SERENA Review

When thinking about what to write about a film I typically latch onto a main idea that comes to mind as I watch the movie. With something like Serena though it is hard to pin down because there isn't really anything there for one to think about and so the main idea, by default, becomes the lack of investment in what is going on. Despite the countless attempts by the story to keep throwing curve balls in an exhaustive manner intended to make me care there was simply nothing to dig into here. In many ways, I'm still sitting here wondering what exactly I watched as I type this and try to formulate a response to a film I'm not quite sure I understood the purpose of. What was it trying to say? Was there something I missed or were its intentions to purely demonstrate melodrama for the sake of entertainment? I may never key into what exactly director Susanne Bier's long delayed project wanted to be because I likely won't ever sit down to take it in again, but if there is anything to be said for the effort it is that I can see how this felt like a good idea. A winning formula, if you will. Grab two of the biggest movie stars on the planet right now (though at the time this was made they could easily be labeled up and comers), stick them in a period piece where they can flaunt their dramatic acting chops and lift the story from a well-received 2008 novel by Ron Rash in hopes that something of an Awards contender emerges.

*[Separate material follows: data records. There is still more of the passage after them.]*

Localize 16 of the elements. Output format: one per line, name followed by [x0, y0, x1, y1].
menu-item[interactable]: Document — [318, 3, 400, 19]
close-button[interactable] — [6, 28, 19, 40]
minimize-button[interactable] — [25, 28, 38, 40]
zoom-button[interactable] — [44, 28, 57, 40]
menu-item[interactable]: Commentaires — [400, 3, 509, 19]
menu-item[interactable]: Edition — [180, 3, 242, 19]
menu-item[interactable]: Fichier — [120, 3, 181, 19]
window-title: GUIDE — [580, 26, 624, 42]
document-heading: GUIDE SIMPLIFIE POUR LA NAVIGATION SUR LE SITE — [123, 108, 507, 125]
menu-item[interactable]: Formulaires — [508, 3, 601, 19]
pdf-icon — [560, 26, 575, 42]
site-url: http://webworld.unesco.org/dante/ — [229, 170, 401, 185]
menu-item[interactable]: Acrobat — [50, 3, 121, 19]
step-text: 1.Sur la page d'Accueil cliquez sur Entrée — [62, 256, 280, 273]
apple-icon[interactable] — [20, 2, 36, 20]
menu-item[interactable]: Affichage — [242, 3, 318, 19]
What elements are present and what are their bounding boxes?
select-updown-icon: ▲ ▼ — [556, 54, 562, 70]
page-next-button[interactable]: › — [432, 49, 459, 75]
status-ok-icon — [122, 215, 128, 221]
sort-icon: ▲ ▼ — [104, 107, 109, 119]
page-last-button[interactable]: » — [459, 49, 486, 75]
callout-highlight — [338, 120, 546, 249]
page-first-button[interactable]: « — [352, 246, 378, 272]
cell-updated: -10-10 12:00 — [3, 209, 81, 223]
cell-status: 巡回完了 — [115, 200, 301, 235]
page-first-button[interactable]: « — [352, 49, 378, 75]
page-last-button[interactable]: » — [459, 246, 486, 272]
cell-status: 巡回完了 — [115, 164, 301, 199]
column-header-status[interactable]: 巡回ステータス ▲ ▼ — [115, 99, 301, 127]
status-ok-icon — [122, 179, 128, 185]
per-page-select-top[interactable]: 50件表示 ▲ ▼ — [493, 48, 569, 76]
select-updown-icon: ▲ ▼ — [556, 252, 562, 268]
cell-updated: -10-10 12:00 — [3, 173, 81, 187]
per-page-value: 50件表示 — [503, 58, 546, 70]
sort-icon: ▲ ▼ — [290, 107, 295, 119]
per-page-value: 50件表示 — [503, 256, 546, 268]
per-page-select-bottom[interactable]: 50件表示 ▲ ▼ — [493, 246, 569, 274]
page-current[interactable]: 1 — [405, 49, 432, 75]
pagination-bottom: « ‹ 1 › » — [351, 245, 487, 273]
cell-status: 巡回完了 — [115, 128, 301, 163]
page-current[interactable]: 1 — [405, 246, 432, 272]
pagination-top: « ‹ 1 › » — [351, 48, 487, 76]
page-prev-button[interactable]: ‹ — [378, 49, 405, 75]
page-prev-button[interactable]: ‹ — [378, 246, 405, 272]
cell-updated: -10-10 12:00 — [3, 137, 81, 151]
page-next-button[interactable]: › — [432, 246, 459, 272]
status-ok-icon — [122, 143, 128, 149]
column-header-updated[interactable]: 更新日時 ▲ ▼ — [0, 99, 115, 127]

Unfortunately, that is not what we have on our hands here, but instead Serena is simply a middle of the road movie that features solid performances from its two leads and an eclectic host of supporting players with some lush photography and naturally gorgeous locations, but never matches its aesthetic in theme or story as it devolves into one trite situation after the next. These situations are intended to up the shock factor and the audiences emotional response and investment, but rather feel forced into a film that was never really all that interesting in the first place.

It is 1929, in the months we assume are leading up to the official start of the great depression, and timberman George Pemberton (Bradley Cooper) is intent on keeping his business afloat and his lifestyle intact. Along with his best friend and business partner, Buchanan (David Dencik), the two have built something of an empire in the North Carolina hills. In fact, ole Mr. Pemberton has been so dedicated to living at the camp where the work needs to be done that he has already fathered an illegitimate child by Rachel (Ana Ularu). The atmosphere begins to shift when in something of a whirlwind weekend Pemberton meets and proposes marriage to the mysterious Serena (Jennifer Lawrence). It is this titular character that brings a new layer of tension to everything that was previously on smooth sails at the heart of Pemberton's business. Serena, from a timber family herself and the only surviving member of a tragic house fire, invests every penny she has in her husbands company allowing her to not only be his partner in life, but in business as well. Serena expects nothing less than any man in power is granted. She is equal and she makes her worth known by developing methods of doing away with a rattlesnake problem and even saving the life of trusted Pemberton advisor Mr. Galloway (Rhys Ifans). There is also the question of a park taking over the site of Pemberton's camp that is championed by town sheriff (Toby Jones) and his investigation into what might be some unlawful dealings by Pemberton in order to keep his business afloat, but the heart of the plot comes when Rachel re-enters the picture with her son, George's child, and Serena can't handle the inherent care her husband might feel for the boy. This brings the focus back to the relationship between George and Serena, which should be the main focus of the film, but it is never established or developed well enough to make the third act leave as much of an impact as it should.

George Pemberton (Bradley Cooper) shows his new wife, Serena (Jennifer Lawrence), her new house.
While we are expected to believe Cooper's George falls for Lawrence's Serena upon first sight and essentially becomes willing to do whatever it takes to make her his own and keep her happy we are never really privy to what makes the relationship tick other than a few awkwardly edited scenes of intimacy that make it seem as if they're both just in it for the quality of the pleasure provided. I understand that Serena feels both like a kindred spirit to George and something of a wounded bird for him to nurse back to health, but the more the layers of Serena's power-hungry mentality are revealed and the more her obsession rather than love for him grows the film should dive just as deep into this relationship with them. Instead, it keeps things broad, dealing with the specific plot points to move the story along to its necessary conclusion, but damn if Bier might have allowed these two actors to dig into the psychology of their relationship and lay it all out on the line for us. Then, at that point, is when you might have had something audience members would be truly willing to invest their time and emotions in. Instead, Serena ends up feeling more like the step-sister of a Nicholas Sparks adaptation in that the twists keep on coming, but the weight of the scenarios is lighter than a feather. There honestly isn't much more to be said for the film as it certainly promises a lot, but is ultimately unable to deliver on the expectations set by all of the talent involved. I also realize it isn't my place to necessarily make suggestions on what a movie should be, but to discuss what it is and take it as such. Still, in thinking of what to bring to the table in terms of Serena what it is and what it so easily could have been feel so close that the realization of its shortcomings are all the more disappointing.